In the end, the concept of production, packaging, networking, and up-taking of ideas is a well thought out and worthwhile proposal to counterbalance the overwhelming power of the opponents of environmental action. Yet we cannot avoid talking about the elephant in the room. Actually, there are two elephants. One is the monetary power of corporations to set up right-wing think tanks, finance dubious research that camouflages what we are facing under global warming, and the lobbying of politicians, etc.
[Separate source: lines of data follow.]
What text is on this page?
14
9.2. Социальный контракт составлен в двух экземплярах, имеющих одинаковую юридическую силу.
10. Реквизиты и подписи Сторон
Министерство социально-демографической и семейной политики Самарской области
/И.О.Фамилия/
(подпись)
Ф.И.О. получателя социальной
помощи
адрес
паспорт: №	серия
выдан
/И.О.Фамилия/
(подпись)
The second elephant is the dominance of the global corporate mass media. Just like Shell and BP, etc. these are corporations themselves. What both – resource corporations and media corporations – have in common is the profit motive often camouflaged as shareholder value. As a consequence, the dominance of corporate media and their power to shape public discourse, it is easier to imagine an end to the world than an end to capitalism. Set against this is the idea that a well-thought-out communications guide assists us in going beyond re-arranging the deckchairs on the Titanic. If we fail to achieve this, our common future may very well be The Uninhabitable Earth.